IBM Cloud® allows up to 250 access management tags per account.

Use the following steps to create access management tags by using Terraform:

  1. Create an argument in your main.tf file. The following example creates the access management tag ibm_tag to the ibm resource for the resource ID ibm_satellite_location.location.crn.

    resource "ibm_resource" "ibm" {
    resource_id = ibm_satellite_location.location.crn
    tags        = [ "ibm_tag" ]
    }
    
  2. After you finish building your configuration file, initialize the Terraform CLI. For more information, see Initializing Working Directories.

    terraform init
    
  3. Provision the resources from the main.tf file. For more information, see Provisioning Infrastructure with Terraform.

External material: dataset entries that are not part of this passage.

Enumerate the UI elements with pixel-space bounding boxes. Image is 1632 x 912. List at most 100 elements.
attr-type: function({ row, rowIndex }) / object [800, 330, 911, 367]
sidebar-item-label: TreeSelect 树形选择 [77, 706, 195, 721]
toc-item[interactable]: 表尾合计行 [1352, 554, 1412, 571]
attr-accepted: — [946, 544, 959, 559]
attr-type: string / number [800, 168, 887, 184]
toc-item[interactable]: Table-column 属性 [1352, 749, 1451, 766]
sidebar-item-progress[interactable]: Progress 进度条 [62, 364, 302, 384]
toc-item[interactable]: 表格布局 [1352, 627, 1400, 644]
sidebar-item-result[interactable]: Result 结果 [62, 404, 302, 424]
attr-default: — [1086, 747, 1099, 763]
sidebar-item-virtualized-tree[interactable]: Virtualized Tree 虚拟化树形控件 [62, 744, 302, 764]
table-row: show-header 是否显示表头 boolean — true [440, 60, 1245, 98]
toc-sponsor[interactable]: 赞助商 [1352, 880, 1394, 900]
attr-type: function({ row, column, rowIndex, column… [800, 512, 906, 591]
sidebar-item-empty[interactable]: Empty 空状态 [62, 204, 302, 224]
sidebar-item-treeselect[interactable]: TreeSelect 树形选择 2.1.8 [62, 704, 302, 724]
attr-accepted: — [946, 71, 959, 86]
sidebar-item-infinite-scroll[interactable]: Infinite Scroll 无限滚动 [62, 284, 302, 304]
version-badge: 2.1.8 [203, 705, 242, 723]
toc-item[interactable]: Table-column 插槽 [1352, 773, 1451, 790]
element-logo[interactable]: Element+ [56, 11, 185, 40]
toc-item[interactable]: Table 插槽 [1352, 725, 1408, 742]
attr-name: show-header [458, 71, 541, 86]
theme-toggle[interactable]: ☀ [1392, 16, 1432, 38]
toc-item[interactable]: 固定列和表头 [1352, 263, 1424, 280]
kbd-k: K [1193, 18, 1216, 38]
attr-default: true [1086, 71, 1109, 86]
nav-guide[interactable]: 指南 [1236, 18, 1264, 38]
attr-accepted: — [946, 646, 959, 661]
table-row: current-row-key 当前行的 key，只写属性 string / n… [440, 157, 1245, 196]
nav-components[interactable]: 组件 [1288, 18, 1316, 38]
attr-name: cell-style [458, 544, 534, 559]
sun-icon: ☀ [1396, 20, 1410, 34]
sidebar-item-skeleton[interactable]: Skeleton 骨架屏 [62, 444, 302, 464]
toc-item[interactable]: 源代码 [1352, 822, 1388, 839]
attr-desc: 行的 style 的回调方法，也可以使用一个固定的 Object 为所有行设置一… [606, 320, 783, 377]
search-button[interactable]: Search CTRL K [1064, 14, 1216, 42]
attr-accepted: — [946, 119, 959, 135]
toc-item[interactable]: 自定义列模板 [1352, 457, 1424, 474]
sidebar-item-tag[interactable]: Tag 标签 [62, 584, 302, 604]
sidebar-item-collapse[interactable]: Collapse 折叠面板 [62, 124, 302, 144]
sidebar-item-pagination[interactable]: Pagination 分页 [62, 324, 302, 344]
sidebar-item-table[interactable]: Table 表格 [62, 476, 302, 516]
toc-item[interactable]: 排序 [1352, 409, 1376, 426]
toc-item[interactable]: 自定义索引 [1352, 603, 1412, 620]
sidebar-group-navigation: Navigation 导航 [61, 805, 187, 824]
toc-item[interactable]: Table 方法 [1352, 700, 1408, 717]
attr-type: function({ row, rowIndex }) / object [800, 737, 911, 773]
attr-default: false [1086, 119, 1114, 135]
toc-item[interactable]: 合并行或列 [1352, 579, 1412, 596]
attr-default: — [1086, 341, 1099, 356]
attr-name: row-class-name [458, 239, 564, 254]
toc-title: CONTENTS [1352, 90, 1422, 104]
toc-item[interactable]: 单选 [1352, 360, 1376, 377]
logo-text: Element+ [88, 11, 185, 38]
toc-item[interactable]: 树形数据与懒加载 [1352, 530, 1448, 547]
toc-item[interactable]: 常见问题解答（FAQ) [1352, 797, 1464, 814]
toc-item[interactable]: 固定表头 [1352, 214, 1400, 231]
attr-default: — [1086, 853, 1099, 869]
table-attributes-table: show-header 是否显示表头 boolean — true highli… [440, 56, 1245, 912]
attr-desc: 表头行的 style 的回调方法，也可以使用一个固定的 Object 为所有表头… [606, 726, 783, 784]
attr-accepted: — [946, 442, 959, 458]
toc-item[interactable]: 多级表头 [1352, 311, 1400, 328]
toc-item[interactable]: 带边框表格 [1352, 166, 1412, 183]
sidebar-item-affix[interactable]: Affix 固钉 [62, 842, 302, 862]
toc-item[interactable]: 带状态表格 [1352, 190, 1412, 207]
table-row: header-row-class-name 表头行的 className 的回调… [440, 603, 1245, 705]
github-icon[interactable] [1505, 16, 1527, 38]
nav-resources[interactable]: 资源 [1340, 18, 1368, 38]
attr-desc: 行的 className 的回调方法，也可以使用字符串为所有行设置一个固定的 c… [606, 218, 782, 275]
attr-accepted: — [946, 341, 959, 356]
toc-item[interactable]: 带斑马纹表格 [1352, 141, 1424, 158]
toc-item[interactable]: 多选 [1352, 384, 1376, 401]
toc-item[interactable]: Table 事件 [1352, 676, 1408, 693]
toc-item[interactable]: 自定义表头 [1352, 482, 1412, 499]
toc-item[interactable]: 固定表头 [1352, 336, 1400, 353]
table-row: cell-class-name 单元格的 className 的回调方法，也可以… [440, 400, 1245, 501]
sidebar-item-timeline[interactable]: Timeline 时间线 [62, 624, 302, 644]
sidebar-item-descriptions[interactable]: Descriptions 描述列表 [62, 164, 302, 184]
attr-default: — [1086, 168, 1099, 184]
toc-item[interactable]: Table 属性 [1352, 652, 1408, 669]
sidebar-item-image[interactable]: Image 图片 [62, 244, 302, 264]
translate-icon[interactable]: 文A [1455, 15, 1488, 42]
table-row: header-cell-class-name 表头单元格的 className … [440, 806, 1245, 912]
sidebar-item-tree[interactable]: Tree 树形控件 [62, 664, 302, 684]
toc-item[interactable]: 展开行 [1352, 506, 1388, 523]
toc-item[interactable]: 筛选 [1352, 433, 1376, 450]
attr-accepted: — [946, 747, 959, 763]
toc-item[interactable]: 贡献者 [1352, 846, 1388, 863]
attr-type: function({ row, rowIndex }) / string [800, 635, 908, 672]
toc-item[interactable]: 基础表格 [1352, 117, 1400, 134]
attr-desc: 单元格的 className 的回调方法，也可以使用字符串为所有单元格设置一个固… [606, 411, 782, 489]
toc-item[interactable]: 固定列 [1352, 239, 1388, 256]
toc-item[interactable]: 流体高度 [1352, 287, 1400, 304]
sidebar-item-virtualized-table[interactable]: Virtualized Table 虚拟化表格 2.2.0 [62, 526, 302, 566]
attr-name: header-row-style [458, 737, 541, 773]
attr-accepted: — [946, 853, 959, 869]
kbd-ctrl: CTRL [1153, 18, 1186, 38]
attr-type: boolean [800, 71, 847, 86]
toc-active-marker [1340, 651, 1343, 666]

    1. Run terraform plan to generate a Terraform execution plan to preview the proposed actions.

      terraform plan
      
    2. Run terraform apply to create the resources that are defined in the plan.

      terraform apply
      

Searching for tags in the console

You can search for tags and tag related resources by using any of the following methods:

  • Try the search bar that is located in the IBM Cloud® console menu bar.
  • You can filter your resource list by the tag you are searching for.
  • From the application detail page, you can locate the tags that are associated with that resource.

The same tag can be attached to multiple resources and service IDs by different users in the same billing account, and not all users have visibility on all resources on the account.

Tagging for resellers

All tags are visible to all members of an account. To view the policy of an access management tag, the user must be assigned at least a viewer role on the tagged resource. If your account is associated with different organizations, if you're a reseller for example, you might want to recommend your customers not to store sensitive information in tags.

To control tag visibility, circulate tagging guidelines and let users know that tags are visible account-wide.

Use codes rather than names for clients and accounts and avoid placing sensitive information in tags.